Shared ownership schemes
SDLT will not be payable on shared ownership homes until the buyer acquires the final 20 per cent of their home.
Notification thresholds for land transactions and rate
thresholds for leasehold property
SDLT thresholds
HMRC must be notified about most transactions involving the acquisition of a major interest in land for consideration unless specifically exempted. The Budget proposes raising the threshold for notifying HMRC of a land transaction from £1,000 to £40,000.
Transactions involving leases for a term of seven years or more will only have to be notified where any chargeable consideration other than rent is more than £40,000 or where the annual rent is more than £1,000.

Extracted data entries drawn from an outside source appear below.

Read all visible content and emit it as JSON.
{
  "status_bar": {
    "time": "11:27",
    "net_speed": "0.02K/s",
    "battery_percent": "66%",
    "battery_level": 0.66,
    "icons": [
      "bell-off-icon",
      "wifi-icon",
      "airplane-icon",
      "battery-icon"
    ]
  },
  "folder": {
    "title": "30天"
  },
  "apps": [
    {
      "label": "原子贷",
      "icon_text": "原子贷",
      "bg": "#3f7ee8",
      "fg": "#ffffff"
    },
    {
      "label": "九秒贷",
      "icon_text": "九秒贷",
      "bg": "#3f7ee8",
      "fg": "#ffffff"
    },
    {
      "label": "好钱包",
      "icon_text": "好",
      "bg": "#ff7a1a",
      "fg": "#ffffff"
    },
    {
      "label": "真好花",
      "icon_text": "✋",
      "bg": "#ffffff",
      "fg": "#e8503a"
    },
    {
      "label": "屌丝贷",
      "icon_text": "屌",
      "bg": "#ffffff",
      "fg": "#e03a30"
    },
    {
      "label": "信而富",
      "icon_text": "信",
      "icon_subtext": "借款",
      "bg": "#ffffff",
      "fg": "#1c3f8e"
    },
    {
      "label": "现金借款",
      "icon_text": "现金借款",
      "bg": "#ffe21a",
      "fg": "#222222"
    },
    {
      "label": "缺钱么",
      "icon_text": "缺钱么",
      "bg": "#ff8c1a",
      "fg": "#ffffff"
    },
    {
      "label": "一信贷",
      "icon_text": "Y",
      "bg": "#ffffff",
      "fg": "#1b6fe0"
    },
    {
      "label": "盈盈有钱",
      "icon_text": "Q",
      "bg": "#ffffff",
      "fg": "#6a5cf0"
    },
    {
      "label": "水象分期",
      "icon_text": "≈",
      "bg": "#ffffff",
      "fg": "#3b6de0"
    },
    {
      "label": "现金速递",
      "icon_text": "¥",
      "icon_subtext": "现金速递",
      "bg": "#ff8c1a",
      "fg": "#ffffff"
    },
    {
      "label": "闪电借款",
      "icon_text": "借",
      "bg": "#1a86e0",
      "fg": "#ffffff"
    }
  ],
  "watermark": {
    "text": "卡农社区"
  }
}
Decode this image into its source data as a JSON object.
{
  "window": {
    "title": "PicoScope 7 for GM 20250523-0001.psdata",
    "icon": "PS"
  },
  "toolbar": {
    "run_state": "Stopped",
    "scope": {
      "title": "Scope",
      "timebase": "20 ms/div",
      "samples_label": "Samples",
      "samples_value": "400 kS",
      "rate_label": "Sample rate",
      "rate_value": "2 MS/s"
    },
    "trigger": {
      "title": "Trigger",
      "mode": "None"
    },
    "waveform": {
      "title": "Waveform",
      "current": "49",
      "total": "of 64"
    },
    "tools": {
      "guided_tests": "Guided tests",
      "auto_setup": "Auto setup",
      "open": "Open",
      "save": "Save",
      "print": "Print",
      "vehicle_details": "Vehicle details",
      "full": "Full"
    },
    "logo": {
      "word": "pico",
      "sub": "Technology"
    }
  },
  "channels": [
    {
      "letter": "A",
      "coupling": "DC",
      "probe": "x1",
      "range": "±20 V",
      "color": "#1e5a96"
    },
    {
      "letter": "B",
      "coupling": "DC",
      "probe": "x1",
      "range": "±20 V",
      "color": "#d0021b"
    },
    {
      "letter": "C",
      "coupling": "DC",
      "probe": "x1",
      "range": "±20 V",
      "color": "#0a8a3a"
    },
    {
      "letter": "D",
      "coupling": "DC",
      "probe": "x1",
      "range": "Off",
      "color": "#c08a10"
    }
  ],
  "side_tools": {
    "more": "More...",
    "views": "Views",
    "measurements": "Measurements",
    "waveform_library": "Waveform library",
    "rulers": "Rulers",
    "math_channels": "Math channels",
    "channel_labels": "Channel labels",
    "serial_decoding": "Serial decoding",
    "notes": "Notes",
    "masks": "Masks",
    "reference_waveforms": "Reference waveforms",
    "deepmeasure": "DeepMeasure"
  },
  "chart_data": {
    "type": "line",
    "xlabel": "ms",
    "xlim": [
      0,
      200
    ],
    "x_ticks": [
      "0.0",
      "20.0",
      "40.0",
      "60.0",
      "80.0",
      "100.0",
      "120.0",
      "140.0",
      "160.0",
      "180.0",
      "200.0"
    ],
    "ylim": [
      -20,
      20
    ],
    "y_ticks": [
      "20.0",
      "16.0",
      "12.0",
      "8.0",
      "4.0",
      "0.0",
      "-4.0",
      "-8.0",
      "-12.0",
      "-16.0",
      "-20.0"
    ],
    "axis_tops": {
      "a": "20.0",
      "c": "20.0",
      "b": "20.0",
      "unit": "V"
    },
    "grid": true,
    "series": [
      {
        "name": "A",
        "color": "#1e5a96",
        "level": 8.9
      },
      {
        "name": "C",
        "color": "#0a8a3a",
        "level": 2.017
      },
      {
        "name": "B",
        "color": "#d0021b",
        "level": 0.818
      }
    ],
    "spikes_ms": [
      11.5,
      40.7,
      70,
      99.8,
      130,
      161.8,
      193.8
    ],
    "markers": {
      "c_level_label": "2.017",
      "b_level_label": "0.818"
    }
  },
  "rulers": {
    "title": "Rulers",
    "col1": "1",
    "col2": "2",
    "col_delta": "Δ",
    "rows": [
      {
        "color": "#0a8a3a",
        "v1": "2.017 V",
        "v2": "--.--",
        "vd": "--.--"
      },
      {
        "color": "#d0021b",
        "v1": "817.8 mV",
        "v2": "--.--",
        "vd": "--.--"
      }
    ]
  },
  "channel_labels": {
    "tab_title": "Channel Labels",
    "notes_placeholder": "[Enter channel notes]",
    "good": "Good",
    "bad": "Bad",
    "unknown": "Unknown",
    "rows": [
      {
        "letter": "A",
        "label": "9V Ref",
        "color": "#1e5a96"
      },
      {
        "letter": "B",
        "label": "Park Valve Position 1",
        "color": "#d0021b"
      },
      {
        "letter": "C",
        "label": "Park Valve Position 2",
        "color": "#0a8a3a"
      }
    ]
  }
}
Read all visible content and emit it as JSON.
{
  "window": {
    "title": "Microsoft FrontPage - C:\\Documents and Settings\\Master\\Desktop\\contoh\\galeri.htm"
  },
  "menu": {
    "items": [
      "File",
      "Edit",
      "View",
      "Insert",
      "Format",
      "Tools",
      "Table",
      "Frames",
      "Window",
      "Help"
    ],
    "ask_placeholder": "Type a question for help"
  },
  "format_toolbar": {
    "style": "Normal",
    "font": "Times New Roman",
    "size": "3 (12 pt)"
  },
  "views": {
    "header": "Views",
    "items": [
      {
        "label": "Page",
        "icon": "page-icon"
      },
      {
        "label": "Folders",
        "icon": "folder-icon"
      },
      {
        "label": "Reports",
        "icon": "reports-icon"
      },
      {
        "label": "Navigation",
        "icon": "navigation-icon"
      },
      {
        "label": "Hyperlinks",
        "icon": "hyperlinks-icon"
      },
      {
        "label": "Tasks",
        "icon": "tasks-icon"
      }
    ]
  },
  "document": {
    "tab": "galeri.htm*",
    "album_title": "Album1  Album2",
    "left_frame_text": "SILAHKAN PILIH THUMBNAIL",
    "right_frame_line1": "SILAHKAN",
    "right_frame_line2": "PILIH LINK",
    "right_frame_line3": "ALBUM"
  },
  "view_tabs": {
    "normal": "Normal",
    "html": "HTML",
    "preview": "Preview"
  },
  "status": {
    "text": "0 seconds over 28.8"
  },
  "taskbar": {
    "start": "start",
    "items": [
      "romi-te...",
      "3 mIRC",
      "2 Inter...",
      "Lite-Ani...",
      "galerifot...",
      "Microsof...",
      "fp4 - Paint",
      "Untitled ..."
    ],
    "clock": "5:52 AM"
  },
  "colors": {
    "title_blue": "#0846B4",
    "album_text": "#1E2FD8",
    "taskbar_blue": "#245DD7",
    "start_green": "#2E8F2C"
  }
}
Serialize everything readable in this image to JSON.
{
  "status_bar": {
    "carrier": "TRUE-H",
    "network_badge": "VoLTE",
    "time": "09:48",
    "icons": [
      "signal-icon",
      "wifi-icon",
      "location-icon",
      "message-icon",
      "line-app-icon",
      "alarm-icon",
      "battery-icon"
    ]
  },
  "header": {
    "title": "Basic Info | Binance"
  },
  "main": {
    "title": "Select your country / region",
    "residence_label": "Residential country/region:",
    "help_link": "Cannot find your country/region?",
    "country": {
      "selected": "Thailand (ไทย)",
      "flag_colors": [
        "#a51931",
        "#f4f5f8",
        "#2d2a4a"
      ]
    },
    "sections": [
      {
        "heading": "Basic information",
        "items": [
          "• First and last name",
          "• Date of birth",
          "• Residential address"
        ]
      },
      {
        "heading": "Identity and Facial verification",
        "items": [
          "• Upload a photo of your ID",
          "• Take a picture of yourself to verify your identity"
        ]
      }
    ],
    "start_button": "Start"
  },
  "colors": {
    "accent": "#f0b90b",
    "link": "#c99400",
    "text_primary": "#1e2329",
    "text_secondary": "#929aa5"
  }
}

It will no longer be necessary to complete either a stamp duty land tax return (HMRC form SDLT1) or certificate that no stamp duty land tax is due (HMRC form SDLT 60) if the transaction is below the notifiable threshold.
The “£600 rule”
Provisions in the Finance Act 2003 prevent the manipulation of lease thresholds and apply to leases where payment is made by both rent and a premium when the lease is signed. Currently, where the annual rent on a lease is more than £600, then the normal 0 per cent thresholds that would have effect, £125,000 for residential property and £150,000 for non-residential property, are withdrawn and SDLT is charged at 1 per cent.
The Budget proposes amendments to these rules as follows:
• for non-residential properties where the annual rent on a lease is £1,000 or more then the normal 0 per cent threshold that would have effect at £150,000 is withdrawn and SDLT is charged at 1 per cent; and
• for residential properties the rule will no longer have effect and, regardless of what rent is paid, the normal thresholds will have effect to any premium paid. This amendment will also have effect in respect of
disadvantaged areas relief.
Form SDLT 60)
The HMRC form prescribed by regulations does not currently permit agents to sign the certificate that no SDLT is due on behalf of their clients (form SDLT 60). Only the person making the transaction can sign the form. HMRC will amend that form by regulations later in 2008 so that agents will be able to sign the declaration in the certificate on behalf of their clients.
Minimum £5 stamp duty abolished
Good news for company registrars and firms offering company secretarial services! The minimum £5 stamp duty on instruments transferring stocks and shares will be abolished from 13 March 2008. From that date, there will be a consideration threshold of £1000 beneath which instruments transferring stocks and securities will no longer need to be stamped; the £5 fixed charge on certain instruments will also be abolished. (Note that transfers of securities where no instrument is executed will continue to be liable to SDRT as before). This will mean that around 220,000 documents submitted for stamping each year will no longer have to be presented to HMRC, saving £13m in administrative costs compared with a loss of revenue of just £1.1m – the sort of thing we would call a “no brainer”!
Change to loan capital exemption
Most forms of loan capital are exempt from stamp duty but where the right to interest on a loan capital instrument is determined to any extent by the results of a business or value of any property, the exemption does not apply and transfers of that loan capital are subject to ad valorem stamp duty.
From Royal Assent where the loan capital instrument does not meet the current exemption criteria it will nevertheless qualify for exemption from stamp duty if it is also (a) party to a capital market arrangement and (b) the right to interest is on limited recourse terms.
Stamp duty land tax relief for new zero-carbon flats
The from SDLT for new zero-carbon homes will be extended to
cover new zero carbon flats with retrospective effect from 1 October 2007. The relief will be time-limited and will expire on 30 September 2012.
Anti-avoidance legislation affecting partnerships
The Finance Bill 2008 will amend provisions inserted in Finance Act (FA) 2003 by FA 2007 to ensure that, where there is a transfer of an interest in a property within an investment partnership, there will be no charge to SDLT. This will be made effective from 19 July 2007.
Group relief anti-avoidance
Legislation will be introduced in Finance Bill 2008, effective from 13 March 2008, to amend provisions that enable groups to transfer assets within a group and then sell the purchasing company on to a third party without incurring SDLT.
Alternative finance anti-avoidance
Provisions were made in the Finance Act 2003 to encourage the use of alternative finance structures that did not use conventional mortgage schemes to buy property. The Treasury believes that some financial institutions have misused SDLT exemptions by colluding with vendors so that ownership of a property is placed in a subsidiary company of the financial institution. The subsidiary then claims that the transaction is intended for the purposes of allowing the equivalent of mortgaging on a mortgage free property or re-mortgaging. Once ownership of the property has passed from the vendor to the subsidiary, however, the financial institution can then sell the property
without incurring any SDLT by selling shares in the subsidiary company. FA 2008 will close this loophole.
Anti-avoidance: disclosure rules
The Government announced today that, following consultation, it will extend the SDLT disclosure rules to residential property worth at least £1m. This will be enacted by secondary legislation later this year, following consultation on the detail.